Uma das características mais comuns da pessoa excessivamente ciumenta é a baixa autoestima. Isto é, ela não acredita que tem valor e que pode ser traída a qualquer momento. E a tudo isso soma-se ainda fatores como a insegurança, o medo, a instabilidade comportamental e a própria desorganização emocional.
O ciúme patológico é um traço frequente de outro quadro: o amor patológico, com características semelhantes à dependência química. Ele ocorre quando o comportamento saudável de atenção e cuidado para com o parceiro ou parceira, característico do amor, começa a ocorrer de maneira repetitiva e frequente com intuitos desvirtuados do esperado para uma relação minimamente sadia. A pessoa se ocupa do outro mais do que gostaria e abandona interesses e atividades que antes valorizava, inclusive a si própria. O ciúme patológico e amor patológico compreendem medo intenso da perda, baixa autoestima e insegurança emocional.

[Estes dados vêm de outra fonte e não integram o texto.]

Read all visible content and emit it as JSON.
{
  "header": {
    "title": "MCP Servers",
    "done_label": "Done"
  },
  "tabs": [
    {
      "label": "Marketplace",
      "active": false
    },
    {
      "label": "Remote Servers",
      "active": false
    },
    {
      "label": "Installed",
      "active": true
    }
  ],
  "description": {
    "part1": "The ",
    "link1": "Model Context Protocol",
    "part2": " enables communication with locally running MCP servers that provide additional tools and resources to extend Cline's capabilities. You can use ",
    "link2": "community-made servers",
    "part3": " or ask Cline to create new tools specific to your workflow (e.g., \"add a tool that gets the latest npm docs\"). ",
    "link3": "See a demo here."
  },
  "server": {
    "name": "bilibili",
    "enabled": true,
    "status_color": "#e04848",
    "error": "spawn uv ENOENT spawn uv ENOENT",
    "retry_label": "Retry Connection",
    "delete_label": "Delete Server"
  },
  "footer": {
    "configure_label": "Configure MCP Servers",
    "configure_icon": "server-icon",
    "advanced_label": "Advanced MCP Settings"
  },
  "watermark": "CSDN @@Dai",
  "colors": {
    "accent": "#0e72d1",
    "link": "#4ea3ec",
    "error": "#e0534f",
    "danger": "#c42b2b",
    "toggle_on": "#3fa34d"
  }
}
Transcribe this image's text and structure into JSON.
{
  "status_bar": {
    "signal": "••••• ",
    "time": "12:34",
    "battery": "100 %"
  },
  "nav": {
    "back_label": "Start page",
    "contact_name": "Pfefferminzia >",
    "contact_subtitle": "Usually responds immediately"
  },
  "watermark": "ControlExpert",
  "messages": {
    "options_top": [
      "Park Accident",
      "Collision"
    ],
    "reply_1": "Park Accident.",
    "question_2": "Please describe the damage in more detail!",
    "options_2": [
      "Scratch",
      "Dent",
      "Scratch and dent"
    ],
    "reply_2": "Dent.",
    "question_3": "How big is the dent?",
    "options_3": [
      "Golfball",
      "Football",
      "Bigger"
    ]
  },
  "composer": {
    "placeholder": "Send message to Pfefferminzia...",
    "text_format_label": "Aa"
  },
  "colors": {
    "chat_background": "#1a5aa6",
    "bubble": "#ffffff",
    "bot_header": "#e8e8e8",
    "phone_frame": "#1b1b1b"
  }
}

Se você convive de forma anormal com o ciúme, procure o quanto antes um tratamento para essa questão e invista em você e no seu relacionamento. Com a Terapia Comportamental você poderá, além de encontrar um espaço terapêutico adequado para lidar com ciúme, tratar de várias comorbidades e transtornos psicológicos relacionados ao ciúme, como é o caso da depressão e da ansiedade.
Geralmente, uma entrevista cuidadosa com o paciente revela dados sobre o comportamento do parceiro que poderiam causar ciúme em qualquer pessoa, como telefonemas secretos, distanciamento afetivo e físico frequentes e a confirmação de traições passadas. Todavia, há que se compreender a raiz dos problemas e dos comportamentos antes de fazer juízo de valor de tais situações e passar a agir como se fossem fatos cientificamente comprovados. Nesse intuito, o processo psicoterápico trabalha a melhora da autoestima e a segurança sobre o relacionamento.
Com as intervenções, o paciente percebe que comportamentos como investigar o que o parceiro faz na rede ou vasculhar seus pertences são desnecessários e aprende novas formas de ter confiança no parceiro ou parceira. Talvez um bom início seja tentar encontrar o que mantém o ciúme no seu relacionamento. Como vimos aqui nesse post o ciúme está longe de ser uma prova de amor e nunca propicia benefícios ao relacionamento. Todavia, se ele persiste ao longo do tempo é porque deve ser mantido por algum elemento. Reflita e tenha comportamentos mais adequados para o seu relacionamento.
Texto interessante, minha namorada vive dizendo que eu não sou ciumento mas parece que ela quer que eu seja ao menos um pouco ciumento, afinal o ciume normal é uma forma de demonstrar amor.
Olá André, na verdade existe esse mito em nossa sociedade e por isso muitas pessoas fazem questão que o ciúme esteja presente na relação, mas isso é sempre um tiro no pé.